An amino acid molecule or the compounds that consist of amino acids.

protein

Proteins include protein groups, families, molecules, complexes, and substructures.

protein family or group

A family or a group of proteins, e.g., STATs

protein complex

A protein complex e.g., RNA polymerase II. The class includes conjugated proteins such as lipoproteins and glycoproteins.

individual protein molecule

An individual member of a group of non-complex proteins, e.g., STAT1, STAT2, STAT3, or a (non-complex) protein not regarded as a member of a particular group.
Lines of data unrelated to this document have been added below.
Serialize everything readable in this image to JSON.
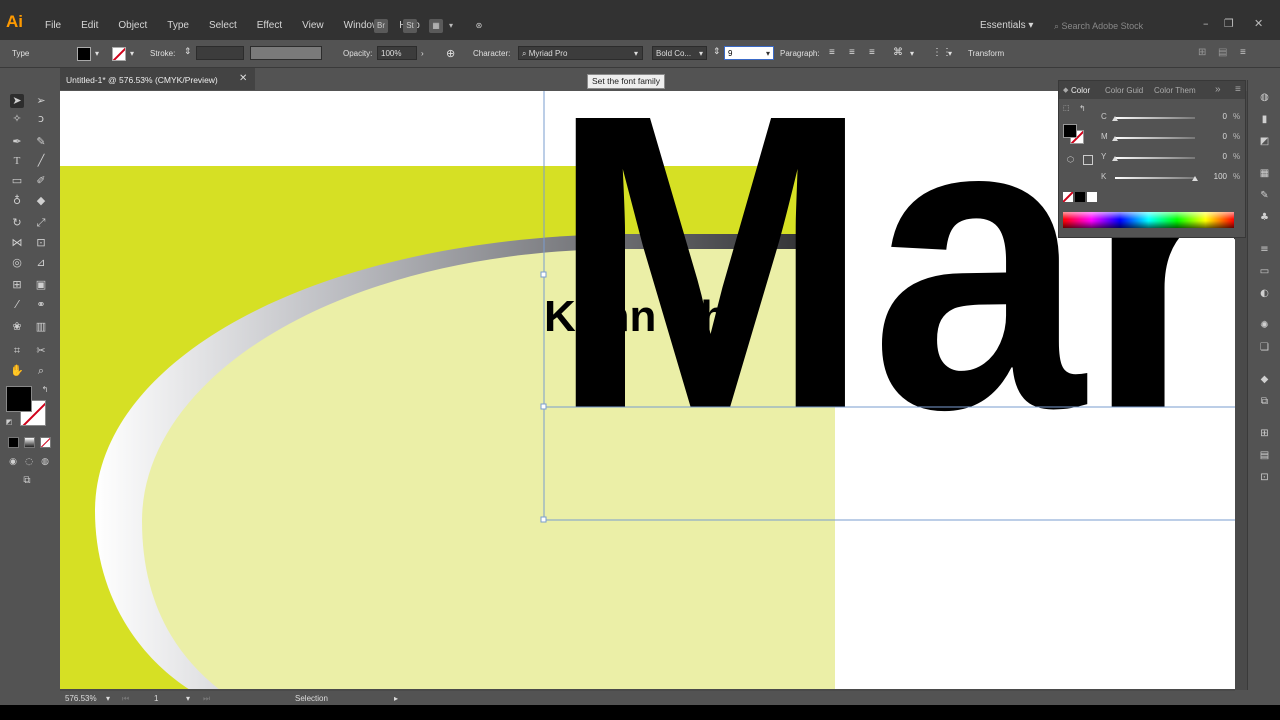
{
  "app": {
    "logo": "Ai",
    "menu": [
      "File",
      "Edit",
      "Object",
      "Type",
      "Select",
      "Effect",
      "View",
      "Window",
      "Help"
    ],
    "bridge_btn": "Br",
    "stock_btn": "St",
    "workspace": "Essentials",
    "stock_search_placeholder": "Search Adobe Stock"
  },
  "control": {
    "type_label": "Type",
    "stroke_label": "Stroke:",
    "opacity_label": "Opacity:",
    "opacity_value": "100%",
    "character_label": "Character:",
    "font_family": "Myriad Pro",
    "font_style": "Bold Co...",
    "font_size": "9",
    "paragraph_label": "Paragraph:",
    "transform_label": "Transform",
    "tooltip": "Set the font family"
  },
  "document": {
    "tab_title": "Untitled-1* @ 576.53% (CMYK/Preview)",
    "headline": "Man",
    "sub_text": "Kohn  Kho"
  },
  "color_panel": {
    "tabs": [
      "Color",
      "Color Guid",
      "Color Them"
    ],
    "sliders": [
      {
        "label": "C",
        "value": "0",
        "fraction": 0.0
      },
      {
        "label": "M",
        "value": "0",
        "fraction": 0.0
      },
      {
        "label": "Y",
        "value": "0",
        "fraction": 0.0
      },
      {
        "label": "K",
        "value": "100",
        "fraction": 1.0
      }
    ],
    "percent": "%"
  },
  "status": {
    "zoom": "576.53%",
    "artboard": "1",
    "tool_name": "Selection"
  },
  "colors": {
    "lime": "#d6e024",
    "pale_lime": "#ebefa7",
    "frame": "#7a9ccf"
  }
}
subunit of protein complex

A monomer in a complex, e.g., RNA polymerase II alpha subunit.

substructure of protein

A secondary structure or a combination of secondary structures, e.g. leucine-zipper, zinc-finger, alpha-helix,beta-sheet, helix-loop-helix

domain or region of protein

A tertiary structure that is supposed to have a particular function, e.g., SH2, SH3.

peptide

A peptide e.g., peptide hormone, 15 amino acids, 18-20 residue-long peptide fragment

amino acid monomer

An amino acid monomer e.g., tyrosine, serin, tyr, ser

nucleic acid

A nucleic acid molecule or the compounds that consist of nucleic acids.

DNA

DNAs include DNA groups, families, molecules, domains, and regions.

DNA family or group

A family or a group of DNAs, e.g., myc family genes, rel family genes

individual DNA molecule

An individual member of a family or a group of DNAs, e.g., AP-1/c-jun expression vector, AP2 cDNA

domain or region of DNA

A substructure of DNA molecule which is supposed to have a particular function, such as a gene, e.g., c-jun gene, promoter region, Sp1 site, CA repeat. This class also includes a base sequence that has a particular function.

RNA

RNAs include RNA groups, families, molecules, domains, and regions.

RNA family or group

A family or a group of RNAs, e.g., tRNAs, viral RNA, HIV mRNA

individual RNA molecule

An individual molecule of RNA, e.g., globlin mRNA, Oct-T1 transcript

domain or region of RNA

A domain or a region of RNA, e.g., polyA site, alternative splicing site

polynucleotide

Polynucleotides include primers and synthetic DNA fragment.

nucleotide

An individual nucleotide, e.g., guanine, thymidine, uridine, ATP, GTP

lipid

steroid

carbohydrate

other organic compounds

inorganic compounds

atom

Source

Sources are biological locations where substances are found and their reactions take place, such as human (an organism), liver (a tissue), leukocyte (a cell), membrane (a sub-location of a cell) or HeLa (a cultured cell line). Organisms are further classified into multi-cell organisms, mono-cell organisms other than viruses, and viruses. In multi-cell organism, tissue, cell, sub-locations are interrelated with `part-of' relation but that relation is not shown in Figure 1.

natural source

organism

Organisms include multi-cell organisms, mono-cell organisms, and viruses.

multi-cell organism

A multi-cell organism, e.g., human, mouse

mono-cell organism

A mono-cell organism other than viruses, e.g., E. Coli, yeast

virus

A virus, e.g., HIV, HTLV, EBV

body part

A body part, e.g., central nervous system, immune system, blood

tissue

A tissue, e.g., peripheral blood, lymphoid tissue, vascular endothelium

cell type

A cell type, e.g., T-lymphocyte, T cell, astrocyte, fibroblast

cell component

A part of cells that has a particular function, e.g., nucleus, cytoplasm

other (natural source)

artificial source

Cultured, immortalized or otherwise artficially processed sources.

cell line

The class inculdes cell strains and estublished cell cultures, e.g., HeLa cell, NIH 3T3, lymphoma line, human bome marrow culture

other (artificial source)

other

In the GENIA corpus, the terms that are not categorized as sources or substances may be marked up, with <subClassOf resource="GENIA#other_names"/>. These terms represent the entities that play important roles in biological reactions but not yet fully classified in the GENIA ontology. We will collect these terms and classify them to further enhance the ontology.